In Kombination mit den neuen Beobachtungsdaten wird Vogel zum ersten Mal bewerten können, ob die Modelle diese Regenprozesse realistisch abbilden. So kann sie prüfen, ob das Wettergeschehen richtig berechnet wird: für die Vergangenheit und damit hoffentlich auch für die Zukunft.
Universitätspräsident Prof. Dr. Hauke Heekeren: „Herzlichen Glückwunsch, Dr. Raphaela Vogel! Die EU-Förderung für die UHH-Meteorologin zeigt die Breite der Exzellenzuniversität Hamburg im Bereich Spitzenforschung. Die Klimaforschung ist dabei ein thematischer Profil-Schwerpunkt der Universität Hamburg und die wissenschaftlichen Leistungen im Fachbereich Erdsystemwissenschaften im CEN (Centrum für Erdsystemforschung und Nachhaltigkeit) sind auch im internationalen Vergleich hervorzuheben. Mit angewandten Forschungsprojekten wie diesem tragen wir unsere Erkenntnisse in die Gesellschaft hinein. In diesem Fall lernen wir besser zu verstehen, wie unser Klimasystem funktioniert; davon profitieren wir alle und die Gesellschaft. Der ERC Starting Grant ist eine der höchstmöglichen Auszeichnungen des Europäischen Forschungsrats in der Wissenschaft.“
Zur Person
Dr. Raphaela Vogel ist wissenschaftliche Mitarbeiterin im Meteorologischen Institut am Fachbereich Erdsystemwissenschaften sowie Mitglied im Centrum für Erdsystemforschung und Nachhaltigkeit (CEN) der Universität Hamburg.
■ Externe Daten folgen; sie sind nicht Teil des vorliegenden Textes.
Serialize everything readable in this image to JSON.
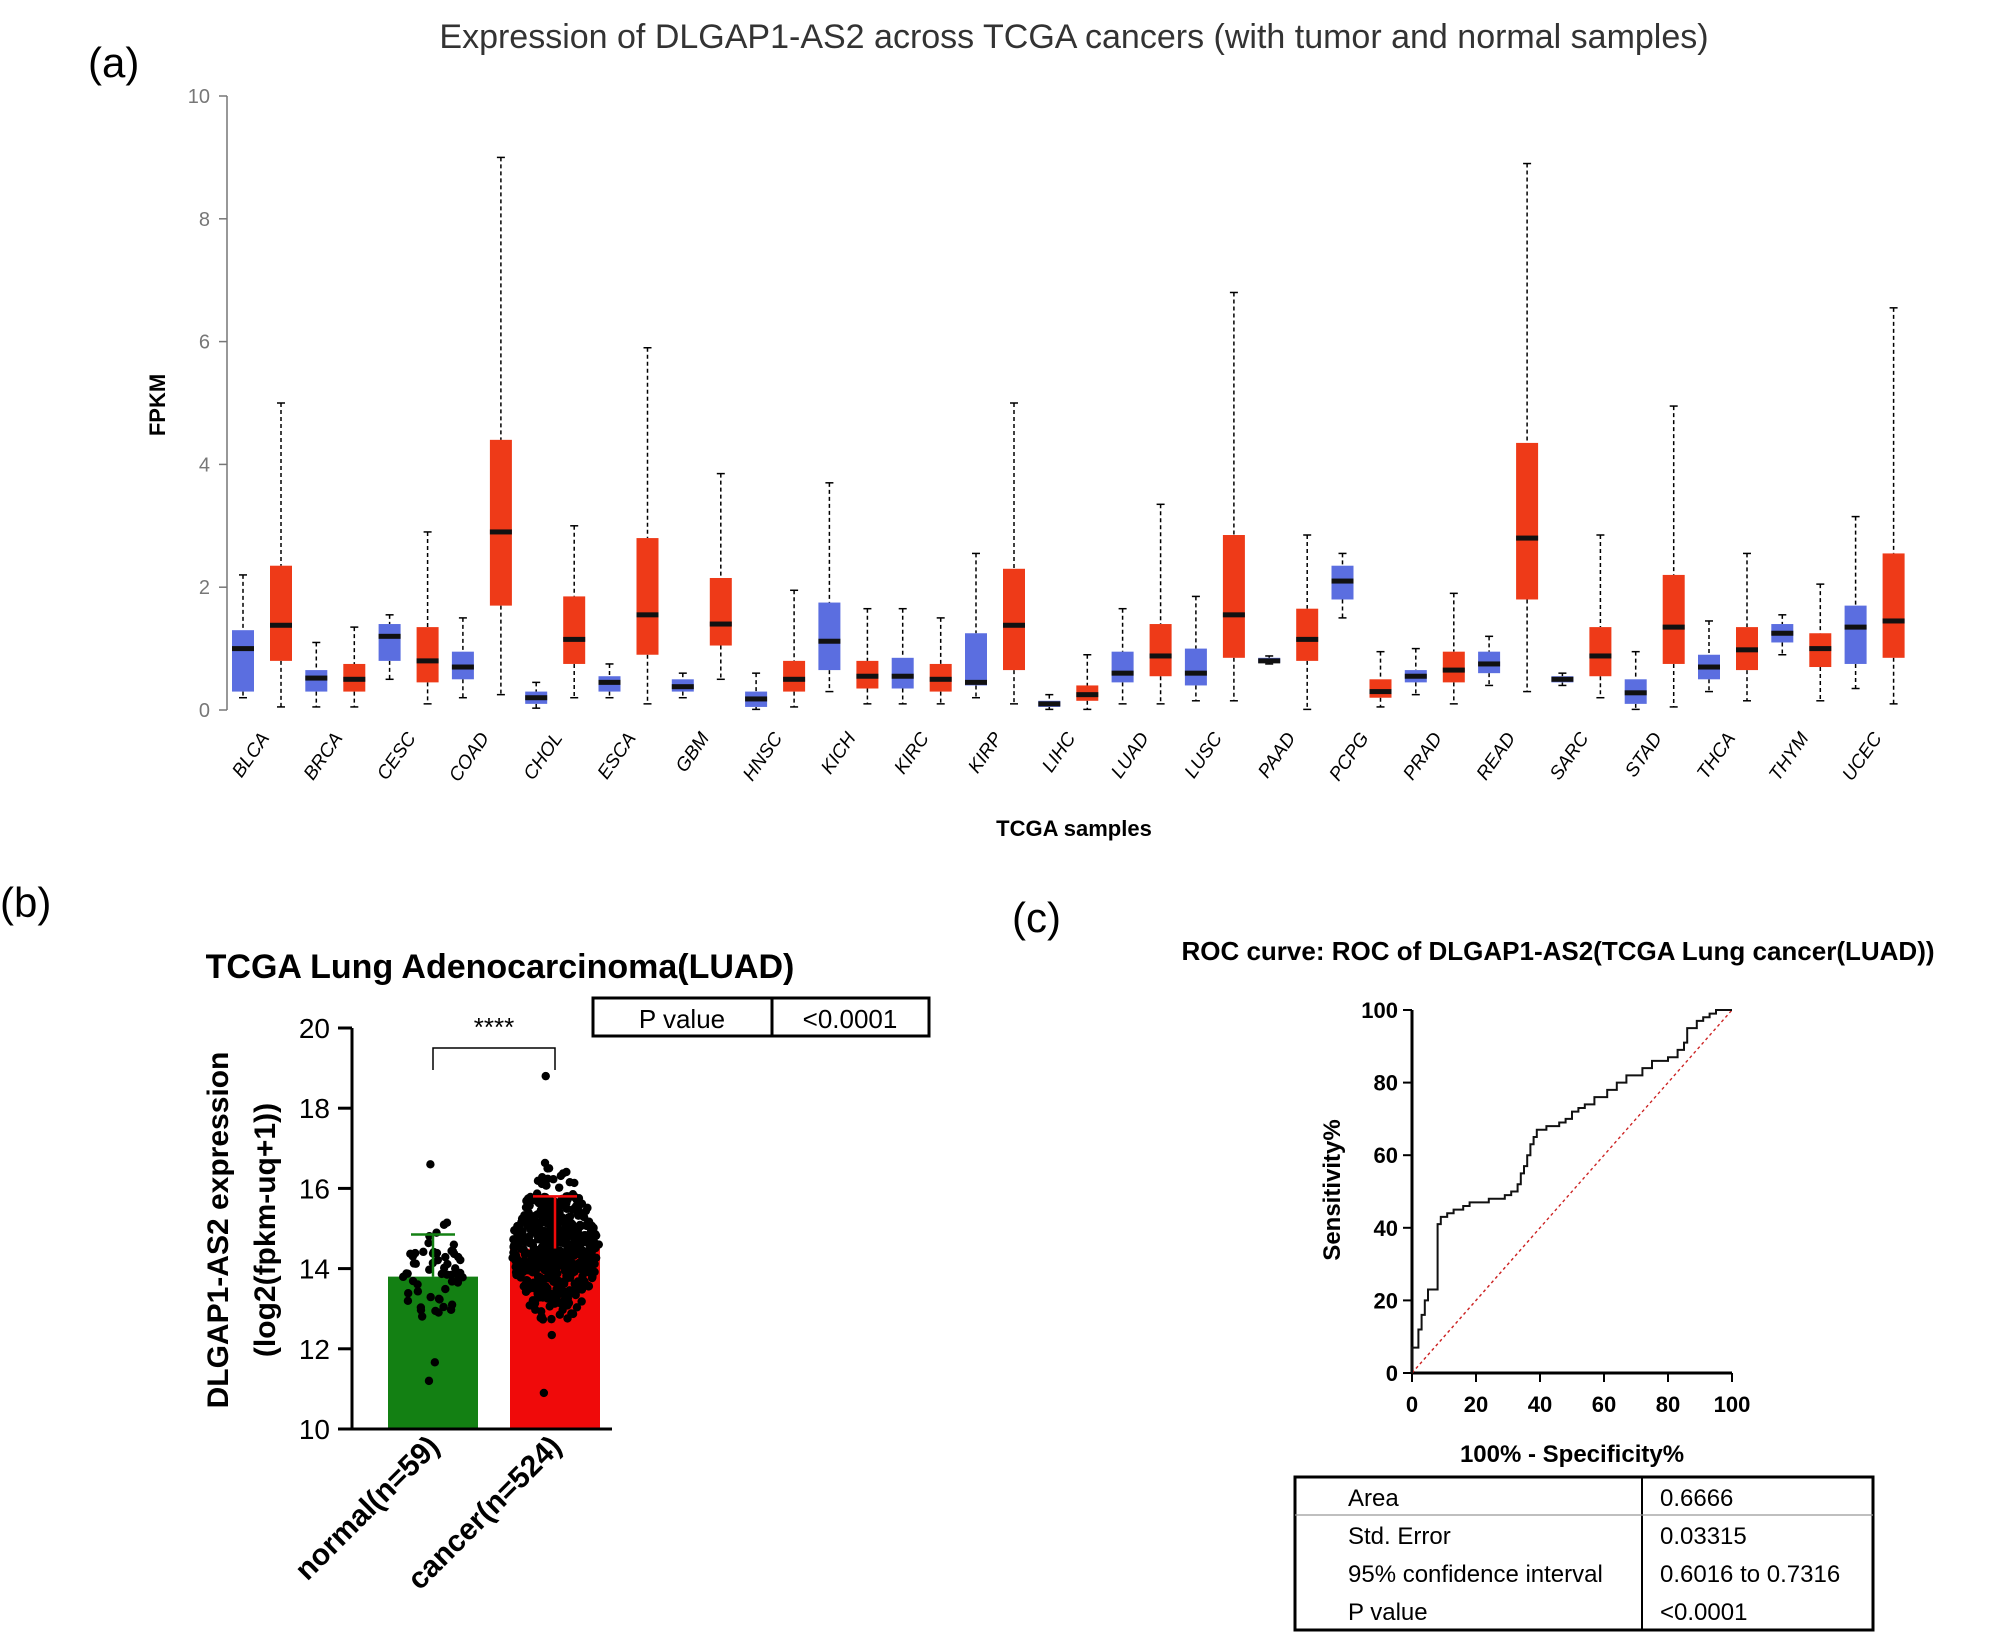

Im November 2022 hat sie im Fachjournal Nature eine Studie zur künftigen Entwicklung von Passatwolken veröffentlicht. Mithilfe einer groß angelegten Messkampagne konnte sie zeigen, dass Annahmen über den Beitrag dieser Wolken zur Klimaerwärmung korrigiert werden müssen, weil die Wolken weniger empfindlich auf äußere Einflüsse reagieren als lange angenommen.